De Beleidsregels indicatiestelling AWBZ 2010 worden ingetrokken.

Artikel 3

Deze beleidsregels treden in werking met ingang van 1 januari 2011.

Artikel 4

Deze beleidsregels worden aangehaald als: Beleidsregels indicatiestelling AWBZ 2011.

Deze beleidsregels zullen met de toelichting, maar zonder de bijlagen, in de Staatscourant worden geplaatst. De bijlagen liggen met ingang van de dag na bekendmaking van de beleidsregels in de Staatscourant ter inzage in de bibliotheek van het Ministerie van Volksgezondheid, Welzijn en Sport.

De Staatssecretaris van Volksgezondheid, Welzijn en Sport,

M.L.L.E. Veldhuijzen van Zanten-Hyllner.

TOELICHTING

Artikel 11 van het Zorgindicatiebesluit maakt het mogelijk om beleidsregels vast te stellen over de werkwijze van het Centrum Indicatiestelling Zorg (CIZ). Van die bevoegdheid is met ingang van 2007 gebruik gemaakt. Met ingang van 1 april 2007 zijn de Beleidsregels indicatiestelling AWBZ namelijk ingevoerd. De Beleidsregels indicatiestelling AWBZ 2010 zijn per 1 januari 2011 vervangen door de Beleidsregels indicatiestelling AWBZ 2011.

De beleidsregels strekken ertoe de nodige uniformiteit te bereiken bij de indicatiestelling door het CIZ. Het gaat om richtlijnen gebaseerd op een omvang die in de meeste gevallen past bij een bepaalde situatie. De normeringen in de beleidsregels betreffen geen absolute beperkingen van de aanspraak op zorg. Beleidsregels houden in dat een bestuursorgaan, in casu het CIZ, handelt overeenkomstig die beleidsregels. Ingevolge artikel 4:84 van de Algemene wet bestuursrecht moet het CIZ van de beleidsregels afwijken indien handelen volgens de beleidsregels voor een of meer belanghebbenden gevolgen zou hebben die wegens bijzondere omstandigheden onevenredig zijn in verhouding tot de met de beleidsregels te dienen doelen.

Net als bij de voorgaande beleidsregels zijn de Beleidsregels indicatiestelling AWBZ 2011 vastgelegd in bijlagen.

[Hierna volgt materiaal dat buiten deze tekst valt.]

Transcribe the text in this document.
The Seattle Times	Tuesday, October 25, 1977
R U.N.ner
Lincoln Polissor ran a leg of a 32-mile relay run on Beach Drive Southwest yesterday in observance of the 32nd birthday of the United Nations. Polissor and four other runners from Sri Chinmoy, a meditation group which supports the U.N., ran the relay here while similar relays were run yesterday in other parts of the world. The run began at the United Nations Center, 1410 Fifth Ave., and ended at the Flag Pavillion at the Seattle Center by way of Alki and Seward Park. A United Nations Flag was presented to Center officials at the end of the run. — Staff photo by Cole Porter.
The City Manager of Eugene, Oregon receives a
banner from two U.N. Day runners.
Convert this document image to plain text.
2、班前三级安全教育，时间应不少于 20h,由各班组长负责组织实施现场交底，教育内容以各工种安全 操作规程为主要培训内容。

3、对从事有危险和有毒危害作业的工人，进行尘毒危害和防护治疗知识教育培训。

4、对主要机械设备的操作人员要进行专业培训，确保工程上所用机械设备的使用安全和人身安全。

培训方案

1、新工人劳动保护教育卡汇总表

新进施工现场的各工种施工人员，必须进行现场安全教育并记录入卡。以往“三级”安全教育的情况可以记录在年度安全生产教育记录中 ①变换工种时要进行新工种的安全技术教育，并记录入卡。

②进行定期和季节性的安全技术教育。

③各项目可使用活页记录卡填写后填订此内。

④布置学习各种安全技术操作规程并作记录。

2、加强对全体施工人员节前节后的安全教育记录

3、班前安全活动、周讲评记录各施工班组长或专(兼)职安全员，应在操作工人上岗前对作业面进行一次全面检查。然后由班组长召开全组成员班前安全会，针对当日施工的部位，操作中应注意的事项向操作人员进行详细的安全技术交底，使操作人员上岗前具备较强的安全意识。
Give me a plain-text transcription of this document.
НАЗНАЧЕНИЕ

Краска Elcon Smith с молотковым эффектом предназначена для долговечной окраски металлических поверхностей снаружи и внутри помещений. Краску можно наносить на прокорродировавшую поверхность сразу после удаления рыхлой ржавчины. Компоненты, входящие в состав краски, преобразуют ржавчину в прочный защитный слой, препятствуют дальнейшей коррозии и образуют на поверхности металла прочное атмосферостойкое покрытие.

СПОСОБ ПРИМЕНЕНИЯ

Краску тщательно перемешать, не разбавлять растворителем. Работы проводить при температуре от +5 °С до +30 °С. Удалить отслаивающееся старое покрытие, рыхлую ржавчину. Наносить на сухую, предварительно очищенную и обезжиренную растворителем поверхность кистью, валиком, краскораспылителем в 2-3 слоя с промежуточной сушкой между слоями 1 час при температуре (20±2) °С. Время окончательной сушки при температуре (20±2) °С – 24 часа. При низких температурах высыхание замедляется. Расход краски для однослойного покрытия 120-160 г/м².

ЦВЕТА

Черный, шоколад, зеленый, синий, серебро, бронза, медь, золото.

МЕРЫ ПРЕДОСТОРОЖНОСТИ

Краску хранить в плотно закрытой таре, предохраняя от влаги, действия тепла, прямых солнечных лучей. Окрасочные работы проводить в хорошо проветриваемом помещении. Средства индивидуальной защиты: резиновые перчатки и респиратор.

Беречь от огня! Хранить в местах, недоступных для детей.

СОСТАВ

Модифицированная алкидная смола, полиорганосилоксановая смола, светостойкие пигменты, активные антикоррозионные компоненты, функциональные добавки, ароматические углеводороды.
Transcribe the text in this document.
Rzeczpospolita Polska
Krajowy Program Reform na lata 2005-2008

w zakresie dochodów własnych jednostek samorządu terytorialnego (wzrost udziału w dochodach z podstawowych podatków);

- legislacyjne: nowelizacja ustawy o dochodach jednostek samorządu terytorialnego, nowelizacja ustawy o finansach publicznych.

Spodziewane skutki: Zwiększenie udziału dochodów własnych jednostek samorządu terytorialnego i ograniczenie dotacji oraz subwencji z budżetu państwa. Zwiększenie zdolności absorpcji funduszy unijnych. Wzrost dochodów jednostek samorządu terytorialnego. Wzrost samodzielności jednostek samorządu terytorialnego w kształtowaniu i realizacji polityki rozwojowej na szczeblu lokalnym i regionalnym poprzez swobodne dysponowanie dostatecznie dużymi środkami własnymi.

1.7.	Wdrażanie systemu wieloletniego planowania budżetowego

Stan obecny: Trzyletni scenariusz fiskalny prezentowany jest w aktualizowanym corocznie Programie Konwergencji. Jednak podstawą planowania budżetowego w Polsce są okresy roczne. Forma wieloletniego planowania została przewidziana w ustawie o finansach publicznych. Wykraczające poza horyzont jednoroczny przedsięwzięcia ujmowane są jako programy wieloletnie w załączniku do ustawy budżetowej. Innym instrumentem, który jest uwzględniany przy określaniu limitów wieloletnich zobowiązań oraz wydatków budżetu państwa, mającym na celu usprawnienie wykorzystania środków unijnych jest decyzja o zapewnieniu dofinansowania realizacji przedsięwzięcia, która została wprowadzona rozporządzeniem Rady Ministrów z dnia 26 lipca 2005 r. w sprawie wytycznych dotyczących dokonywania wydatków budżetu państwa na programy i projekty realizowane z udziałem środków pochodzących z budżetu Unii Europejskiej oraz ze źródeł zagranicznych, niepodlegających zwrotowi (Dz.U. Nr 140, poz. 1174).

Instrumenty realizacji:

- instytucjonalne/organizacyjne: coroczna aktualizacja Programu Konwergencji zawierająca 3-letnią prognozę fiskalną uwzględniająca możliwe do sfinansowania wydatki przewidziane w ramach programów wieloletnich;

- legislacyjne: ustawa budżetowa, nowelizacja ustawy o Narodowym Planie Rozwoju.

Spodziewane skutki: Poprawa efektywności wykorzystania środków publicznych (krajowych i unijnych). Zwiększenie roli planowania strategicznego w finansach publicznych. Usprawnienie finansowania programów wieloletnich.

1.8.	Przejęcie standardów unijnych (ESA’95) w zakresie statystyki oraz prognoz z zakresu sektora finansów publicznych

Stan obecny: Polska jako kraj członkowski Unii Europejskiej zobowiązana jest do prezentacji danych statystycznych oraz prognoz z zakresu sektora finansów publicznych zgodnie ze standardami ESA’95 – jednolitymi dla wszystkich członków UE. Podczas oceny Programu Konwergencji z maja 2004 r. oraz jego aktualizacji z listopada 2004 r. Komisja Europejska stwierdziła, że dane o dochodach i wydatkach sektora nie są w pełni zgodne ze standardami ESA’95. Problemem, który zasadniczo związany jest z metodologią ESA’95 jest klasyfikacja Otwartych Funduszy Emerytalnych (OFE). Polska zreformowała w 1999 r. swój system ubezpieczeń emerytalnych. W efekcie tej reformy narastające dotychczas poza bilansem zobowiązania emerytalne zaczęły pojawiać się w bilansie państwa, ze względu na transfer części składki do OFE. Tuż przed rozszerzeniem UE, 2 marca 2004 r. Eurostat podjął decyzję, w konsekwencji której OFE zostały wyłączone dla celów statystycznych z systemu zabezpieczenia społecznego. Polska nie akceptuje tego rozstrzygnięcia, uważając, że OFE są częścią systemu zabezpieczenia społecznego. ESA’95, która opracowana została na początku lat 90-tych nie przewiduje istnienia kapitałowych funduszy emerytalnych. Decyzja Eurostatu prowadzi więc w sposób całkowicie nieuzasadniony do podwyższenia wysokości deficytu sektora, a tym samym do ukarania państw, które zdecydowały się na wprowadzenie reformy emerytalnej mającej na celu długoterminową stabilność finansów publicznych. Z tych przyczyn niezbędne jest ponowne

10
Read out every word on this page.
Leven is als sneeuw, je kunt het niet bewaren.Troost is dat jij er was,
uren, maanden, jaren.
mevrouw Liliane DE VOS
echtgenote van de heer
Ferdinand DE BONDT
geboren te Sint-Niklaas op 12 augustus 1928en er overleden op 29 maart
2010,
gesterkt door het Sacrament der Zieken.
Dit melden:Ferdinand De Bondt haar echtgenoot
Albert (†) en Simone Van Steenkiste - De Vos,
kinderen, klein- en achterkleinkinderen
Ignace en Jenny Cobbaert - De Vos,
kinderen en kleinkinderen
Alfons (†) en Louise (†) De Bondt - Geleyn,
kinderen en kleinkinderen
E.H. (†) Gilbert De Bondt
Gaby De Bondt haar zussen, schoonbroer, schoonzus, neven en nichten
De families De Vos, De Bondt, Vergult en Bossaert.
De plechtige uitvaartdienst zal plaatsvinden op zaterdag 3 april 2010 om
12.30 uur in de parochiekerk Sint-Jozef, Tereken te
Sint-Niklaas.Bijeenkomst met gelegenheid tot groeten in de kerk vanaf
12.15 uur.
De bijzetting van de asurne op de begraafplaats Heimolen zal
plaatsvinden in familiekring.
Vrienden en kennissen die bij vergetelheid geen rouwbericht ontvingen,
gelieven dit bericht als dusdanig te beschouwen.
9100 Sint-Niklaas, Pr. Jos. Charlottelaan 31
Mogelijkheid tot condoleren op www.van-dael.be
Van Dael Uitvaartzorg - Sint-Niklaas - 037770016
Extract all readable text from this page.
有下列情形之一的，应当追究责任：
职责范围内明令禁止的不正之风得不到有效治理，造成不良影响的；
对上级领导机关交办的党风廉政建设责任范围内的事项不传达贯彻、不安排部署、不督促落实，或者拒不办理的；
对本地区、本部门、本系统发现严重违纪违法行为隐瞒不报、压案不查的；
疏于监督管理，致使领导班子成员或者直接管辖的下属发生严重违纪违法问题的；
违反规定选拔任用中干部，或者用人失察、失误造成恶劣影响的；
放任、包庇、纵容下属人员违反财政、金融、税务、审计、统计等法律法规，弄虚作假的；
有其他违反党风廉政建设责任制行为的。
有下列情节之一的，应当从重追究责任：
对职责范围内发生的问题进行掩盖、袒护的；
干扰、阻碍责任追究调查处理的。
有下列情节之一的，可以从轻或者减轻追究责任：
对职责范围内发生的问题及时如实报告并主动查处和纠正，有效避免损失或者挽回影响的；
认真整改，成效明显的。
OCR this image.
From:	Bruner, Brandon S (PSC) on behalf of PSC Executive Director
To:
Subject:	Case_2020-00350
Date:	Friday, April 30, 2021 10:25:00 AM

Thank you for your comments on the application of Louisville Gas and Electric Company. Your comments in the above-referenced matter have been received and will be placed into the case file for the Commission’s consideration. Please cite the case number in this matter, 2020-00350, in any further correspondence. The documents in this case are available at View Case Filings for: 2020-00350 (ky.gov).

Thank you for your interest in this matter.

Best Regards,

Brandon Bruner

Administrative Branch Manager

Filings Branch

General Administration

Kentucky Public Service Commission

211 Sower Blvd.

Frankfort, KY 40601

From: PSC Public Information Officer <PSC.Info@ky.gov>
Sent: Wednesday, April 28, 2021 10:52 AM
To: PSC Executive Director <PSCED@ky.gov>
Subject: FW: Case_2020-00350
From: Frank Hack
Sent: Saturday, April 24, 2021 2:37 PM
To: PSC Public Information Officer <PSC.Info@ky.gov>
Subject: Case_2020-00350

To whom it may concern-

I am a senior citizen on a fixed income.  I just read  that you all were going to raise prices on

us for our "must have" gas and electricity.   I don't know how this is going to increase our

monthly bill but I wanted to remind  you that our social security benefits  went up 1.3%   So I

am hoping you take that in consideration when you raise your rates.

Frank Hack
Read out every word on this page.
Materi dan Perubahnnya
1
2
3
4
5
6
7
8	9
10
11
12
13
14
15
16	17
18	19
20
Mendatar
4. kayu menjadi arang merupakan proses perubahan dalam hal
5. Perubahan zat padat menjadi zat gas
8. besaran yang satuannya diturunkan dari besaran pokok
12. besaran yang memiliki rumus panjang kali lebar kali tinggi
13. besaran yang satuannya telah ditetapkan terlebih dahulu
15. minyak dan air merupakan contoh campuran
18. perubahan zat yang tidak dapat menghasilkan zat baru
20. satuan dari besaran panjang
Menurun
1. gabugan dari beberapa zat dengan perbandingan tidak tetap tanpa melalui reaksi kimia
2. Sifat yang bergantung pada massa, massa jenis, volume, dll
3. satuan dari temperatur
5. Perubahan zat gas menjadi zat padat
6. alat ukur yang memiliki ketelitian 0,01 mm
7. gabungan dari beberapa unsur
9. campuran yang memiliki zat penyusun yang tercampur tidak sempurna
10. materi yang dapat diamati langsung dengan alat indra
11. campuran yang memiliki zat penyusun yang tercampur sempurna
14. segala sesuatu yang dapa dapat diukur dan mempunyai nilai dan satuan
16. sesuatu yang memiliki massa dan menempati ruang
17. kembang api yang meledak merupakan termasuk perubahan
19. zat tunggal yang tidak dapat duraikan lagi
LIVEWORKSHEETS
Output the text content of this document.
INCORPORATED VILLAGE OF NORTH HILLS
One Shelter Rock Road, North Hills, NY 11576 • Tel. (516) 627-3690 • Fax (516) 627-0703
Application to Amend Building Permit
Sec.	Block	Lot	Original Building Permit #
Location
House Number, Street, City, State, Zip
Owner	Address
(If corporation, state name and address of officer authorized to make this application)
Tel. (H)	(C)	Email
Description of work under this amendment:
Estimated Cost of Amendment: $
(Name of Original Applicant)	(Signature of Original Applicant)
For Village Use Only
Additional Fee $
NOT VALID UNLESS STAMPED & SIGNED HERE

Bijlage 1 bestaat uit een algemeen hoofdstuk dat van toepassing is op alle zorgvormen. Bijlage 2 regelt de zogenoemde grondslagen; de aandoeningen en beperkingen op grond waarvan AWBZ-zorg aangewezen kan zijn. Bijlage 3 geeft beleidsregels voor gebruikelijke zorg. Gebruikelijke zorg betreft de normale, dagelijkse zorg die partners, ouders, inwonende kinderen of andere huisgenoten geacht worden elkaar onderling te bieden. Gebruikelijke zorg heeft betrekking op persoonlijke verzorging, verpleging, begeleiding en ouderlijk toezicht. Bijlage 4 bevat beleidsregels voor persoonlijke verzorging, bijlage 5 bevat beleidsregels voor verpleging, bijlage 6 bevat beleidsregels voor begeleiding, bijlage 7 bevat beleidsregels voor behandeling, bijlage 8 bevat beleidsregels voor verblijf en bijlage 9 beleidsregels voor kortdurend verblijf.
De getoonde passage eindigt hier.